O homem chama-se Rui Figueiredo, é deputado do maior partido da oposição de Cabo Verde, o MpD, e já foi ministro dos Negócios Estrangeiros, quando o partido esteve no governo. Há cinco anos era o líder da bancada parlamentar, já na oposição.
Pois vê tu que em Abril de 2003 ele e o que era na altura responsável pela cooperação do Luxemburgo com Cabo Verde foram apontados como dois pedófilos, que se iam “abastecer” de crianças no Instituto Cabo-Verdiano de Menores do Tarrafal, uma vila mais conhecida pelo campo de concentração mas que tem também bonitas praias.
Grande alvoroço. O deputado pediu a suspensão da imunidade parlamentar, para poder prestar contas à justiça e o luxemburguês foi mesmo preso, porque parecia que esse é que era o “cabecilha”. Foi preso mas ao que parece só por dois dias, depois pagou uma caução de 800 mil euros e cá ficou, para poder aguardar o desfecho do caso em liberdade. Ficou, mas pouco. Uns dias depois fugiu e nunca mais ninguém lhe pôs a vista em cima. Esperto, porque andaria por aqui aos caídos durante estes quase cinco anos, até ver esta semana o Ministério Público dizer-lhe que afinal não havia provas nenhumas.
O que a mim me espanta é que o Ministério Público só agora venha dizer que mandou arquivar os dois processo-crime por não ter sido possível “obter indícios suficientes da verificação de crime ou quem foram os seus agentes”.
E mais, o despacho de arquivamento afirma que, na sequência das investigações às denúncias de dois menores (13 e 14 anos) nem sequer ficou provado ter havido crime e que não foram detectados sinais de abuso sexual nos exames médicos então feitos.
Eu não sou especialista mas faço este raciocínio muito simples: se uma criança é violada é possível detectar os sinais dessa violação perante um exame médico, que serão tanto mais visíveis quanto se actue com rapidez. Falou-se nisso, aliás, até à saciedade, no caso de pedofilia dos alunos da Casa Pia, aí em Portugal.
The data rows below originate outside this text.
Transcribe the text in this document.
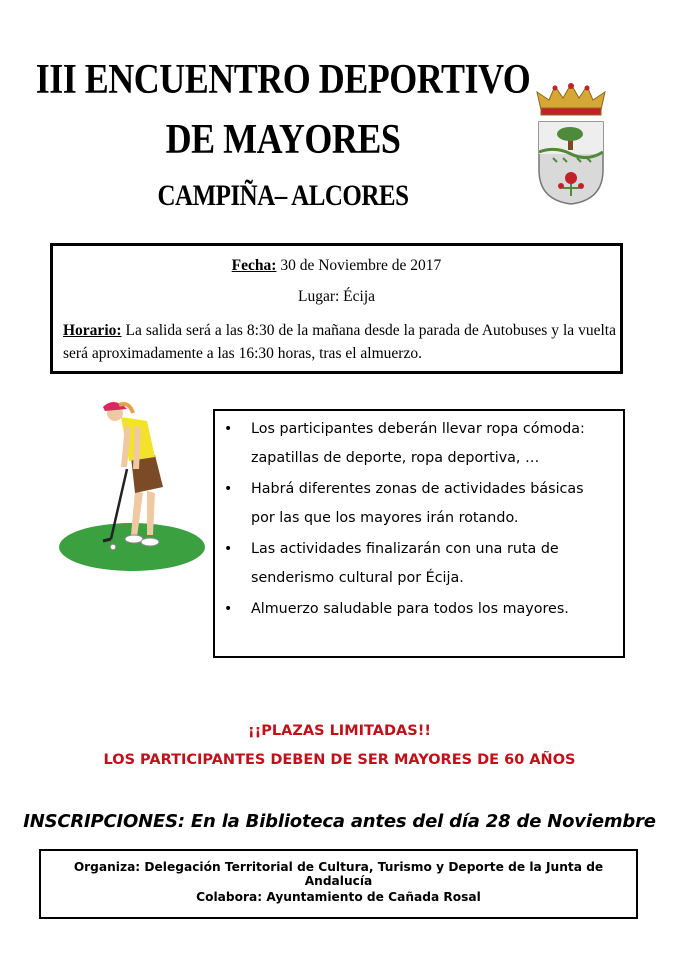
III ENCUENTRO DEPORTIVO
DE MAYORES
CAMPIÑA– ALCORES
Fecha: 30 de Noviembre de 2017
Lugar: Écija
Horario: La salida será a las 8:30 de la mañana desde la parada de Autobuses y la vuelta será aproximadamente a las 16:30 horas, tras el almuerzo.
• Los participantes deberán llevar ropa cómoda: zapatillas de deporte, ropa deportiva, …
• Habrá diferentes zonas de actividades básicas por las que los mayores irán rotando.
• Las actividades finalizarán con una ruta de senderismo cultural por Écija.
• Almuerzo saludable para todos los mayores.
¡¡PLAZAS LIMITADAS!!
LOS PARTICIPANTES DEBEN DE SER MAYORES DE 60 AÑOS
INSCRIPCIONES: En la Biblioteca antes del día 28 de Noviembre
Organiza: Delegación Territorial de Cultura, Turismo y Deporte de la Junta de Andalucía
Colabora: Ayuntamiento de Cañada Rosal
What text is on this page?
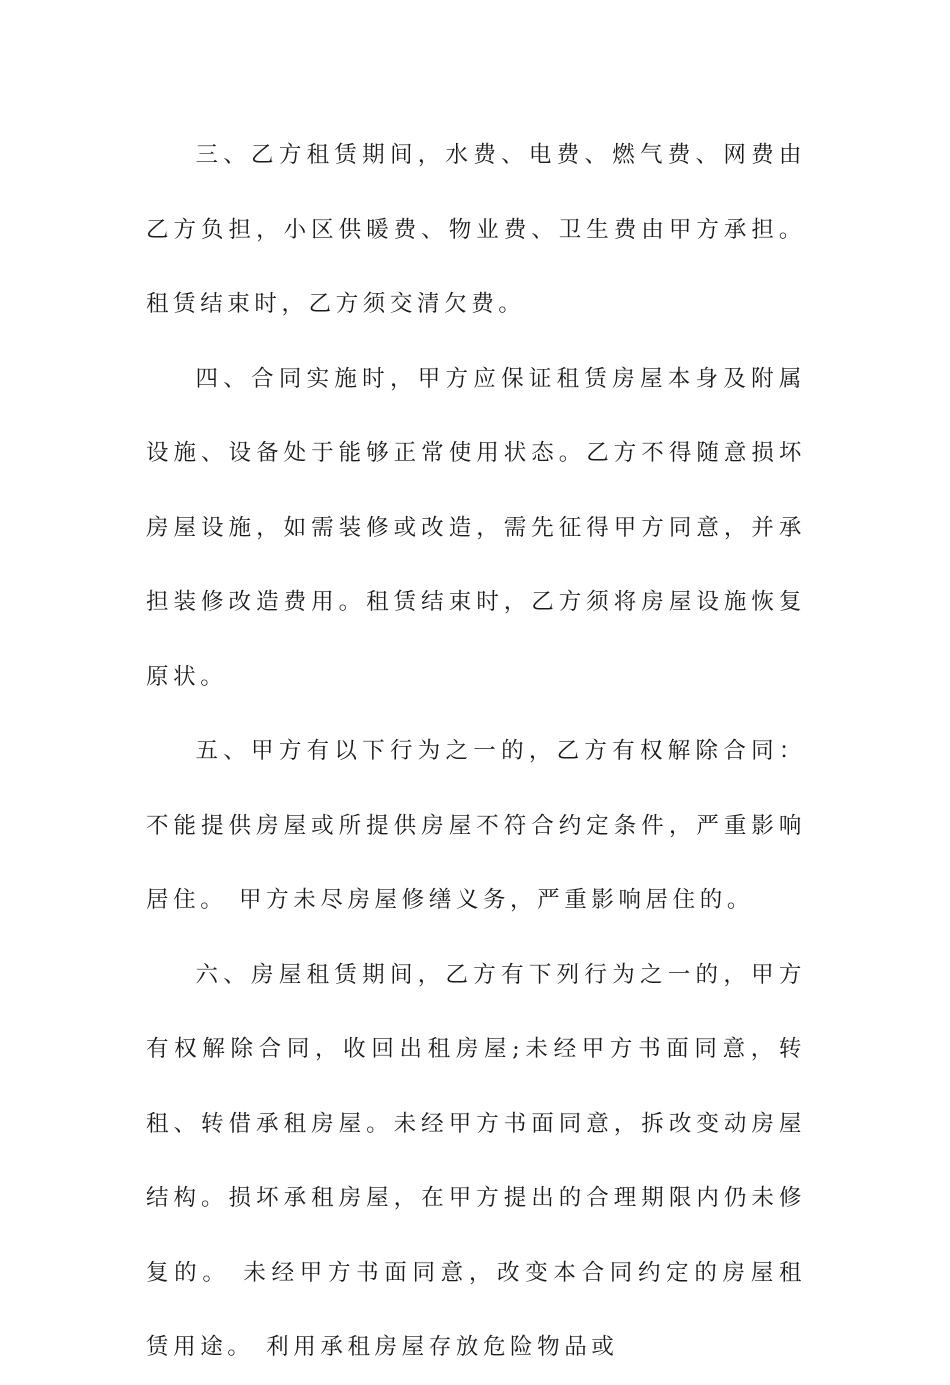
三、乙方租赁期间，水费、电费、燃气费、网费由乙方负担，小区供暖费、物业费、卫生费由甲方承担。租赁结束时，乙方须交清欠费。

四、合同实施时，甲方应保证租赁房屋本身及附属设施、设备处于能够正常使用状态。乙方不得随意损坏房屋设施，如需装修或改造，需先征得甲方同意，并承担装修改造费用。租赁结束时，乙方须将房屋设施恢复原状。

五、甲方有以下行为之一的，乙方有权解除合同：不能提供房屋或所提供房屋不符合约定条件，严重影响居住。 甲方未尽房屋修缮义务，严重影响居住的。

六、房屋租赁期间，乙方有下列行为之一的，甲方有权解除合同，收回出租房屋;未经甲方书面同意，转租、转借承租房屋。未经甲方书面同意，拆改变动房屋结构。损坏承租房屋，在甲方提出的合理期限内仍未修复的。 未经甲方书面同意，改变本合同约定的房屋租赁用途。 利用承租房屋存放危险物品或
Ora se essas perícias foram feitas às crianças na altura e não foram detectados sinais de violação, porque é que se esperaram cinco anos para o dizer? A não ser que essas perícias só agora tenham sido feitas. E aí deixa-me ir ali à cozinha rir à gargalhada e já volto.
Os autos até dizem também que não foram encontrados elementos que apontassem a existência de qualquer tipo de contacto entre as alegadas vítimas e o deputado.
Ah! Pois! Cinco anos de investigação? O homem perguntava ontem, e eu estou inclinado a dar-lhe razão: “Como justificar tamanha monstruosidade se não por confluência de interesses para uma abominável campanha de assassinato político e moral?”.
Isto, caro amigo, parece-me que não se faz. Não se deixa um homem (um, porque o outro fugiu) cinco anos a ser apontado na rua como “o deputado pedófilo”, excedendo todos os prazos legais e mais alguns, e depois vir dizer alegremente que afinal não havia nada e que a própria justiça não entende como é que um nome, Rui, saltou depois para o nome de Rui Figueiredo, chefe da bancada parlamentar do MpD.
É isso mesmo. Não me enganei. O procurador da comarca do Tarrafal terá manifestado essa incompreensão, de como é que um nome, Rui, que aparecia na investigação, passou assim a Rui Figueiredo, o deputado.
Então e a vida pessoal das pessoas? A estabilidade emocional, profissional, familiar? O bom nome a que todos têm direito?
É certo que sendo a justiça cega às vezes se possa enganar. É certo que a pedofilia é, e muito bem, um crime e que os indícios devem ser investigados. E se há suspeitos pois que se vá em frente, que haja uma investigação rápida e séria, e se for verdade que se faça um julgamento e as previstas sanções. Mas quando está em causa a vida e o bom-nome das pessoas não pode deixar passar cinco anos.
Que a justiça seja cega ainda vá que não vá. Agora cega, surda, paralítica e atrasada mental já é obra!